Alors, où est le problème ? Le problème, c’est que la Confédération a signé avec Bruxelles 120 accords bilatéraux, qui vont de la libre circulation des personnes à la fiscalité de l’épargne, en passant par la politique d’asile, le transport aérien, la lute contre la fraude, etc., mais qu’elle ne veut pas reprendre automatiquement dans ses lois l’acquis communautaire. Selon le délicieux eurojargon qu’on utilise à Bruxelles, c’est “le socle commun de droits et d’obligations qui lie l’ensemble des États membres au titre de l’Union européenne», c’est à dire toutes les lois, les traités, les déclarations, les arrêts de la Cour de justice. En gros, Bruxelles dit aux Suisses : si vous voulez conclure avec nous des accords bilatéraux, il vous faut accepter en bloc toute la législation européenne, actuelle et future, et la transposer dans vos lois suisses.
C’est exactement ce que les Vingt-Sept exigent d’un pays qui veut adhérer à l’UE, sauf que la Suisse ne veut pas du tout adhérer, mais seulement conclure des accords bilatéraux. Bruxelles est agacé par l’attitude de la Suisse, qui veut le beurre et l’argent du beurre. Mais Berne répond : nous ne mangeons pas de ce pain-là. Le gouvernement suisse est dans une impasse et il n’a pas de marge de manoeuvre. Selon le rapport Europe 2010 discuté à Berne, la stratégie bilatérale est chaotique et impraticable. Mais le gouvernement est divisé, et selon le quotidien Le Temps , “ A un an des élections fédérales, l’UDC n’attend qu’un indice d’un rapprochement de Berne vers Bruxelles pour l’exploiter électoralement.”.
Alors, pour explorer la voie bilatérale, le gouvernement suisse propose de créer un groupe de travail Suisse-UE composé de hauts fonctionnaires. Et pour désamorcer les mines nationalistes, un comité politique suisse composé des partis et des cantons, pour suivre les négociations.
La partie sera rude, mais Berne ne part sans biscuits. La Suisse est le premier partenaire commercial de l’UE : 65% de ses exportations vont vers l’UE et plus de 80% de ses importations viennent des Vingt-Sept. 75% des investissements étrangers en Suisse viennent de l’UE. Qu’on s’aime ou pas, les chiffres sont plus importants que les sentiments dans une négociation.
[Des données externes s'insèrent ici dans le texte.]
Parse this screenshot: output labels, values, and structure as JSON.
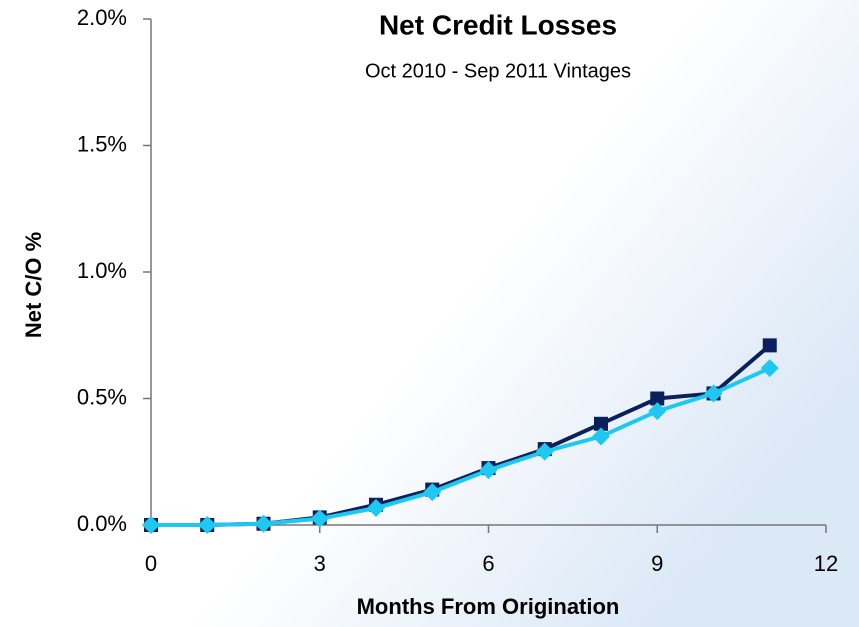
{
  "chart_data": {
    "type": "line",
    "title": "Net Credit Losses",
    "subtitle": "Oct 2010 - Sep 2011 Vintages",
    "x_label": "Months From Origination",
    "y_label": "Net C/O %",
    "x": [
      0,
      1,
      2,
      3,
      4,
      5,
      6,
      7,
      8,
      9,
      10,
      11
    ],
    "series": [
      {
        "color": "#0a1f5c",
        "marker": "square",
        "values": [
          0,
          0,
          0.005,
          0.03,
          0.08,
          0.14,
          0.225,
          0.3,
          0.4,
          0.5,
          0.52,
          0.71
        ]
      },
      {
        "color": "#1ec8f0",
        "marker": "diamond",
        "values": [
          0,
          0,
          0.005,
          0.025,
          0.067,
          0.13,
          0.217,
          0.29,
          0.35,
          0.45,
          0.52,
          0.62
        ]
      }
    ],
    "xlim": [
      0,
      12
    ],
    "xticks": [
      0,
      3,
      6,
      9,
      12
    ],
    "ylim": [
      0,
      2
    ],
    "yticks": [
      {
        "value": 0,
        "label": "0.0%"
      },
      {
        "value": 0.5,
        "label": "0.5%"
      },
      {
        "value": 1,
        "label": "1.0%"
      },
      {
        "value": 1.5,
        "label": "1.5%"
      },
      {
        "value": 2,
        "label": "2.0%"
      }
    ]
  }
}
Mais il y aussi d’autres raisons à la réticence suisse : c’est le système politique de la Confédération. L’Etat fédéral n’a pas d’autorité en matière fiscale : chaque canton fixe souverainement ses impôts. Certains proposent même un forfait fiscal à de riches étrangers, comme Johnny Halliday. Evidemment, à Bruxelles, à Paris et à Berlin, on hurle aux paradis fiscaux. Mais surtout, c’est le sacro-saint droit de referendum et d’initiative, qui permet à 100 000 électeurs de demander un vote sur une loi adoptée par le Parlement ou une modification de la Constitution. Imaginez que la Suisse ait fait partie de l’UE et qu’elle ait accepté la fameuse initiative anti-minarets. Face aux demandes pressantes de Bruxelles, la droite nationaliste suisse n’acceptera jamais que “des juges étrangers fassent la loi dans nos vallées”.
Alors, par résignation plus que par choix, le gouvernement suisse avance à petits pas sur la voie bilatérale, coincé entre les thuriféraires de l’Europe et les inconditionnels du “peuple des bergers”. Comme l’affirme un diction populaire dans le canton de Vaud : “Qui ne peut ne peut ”.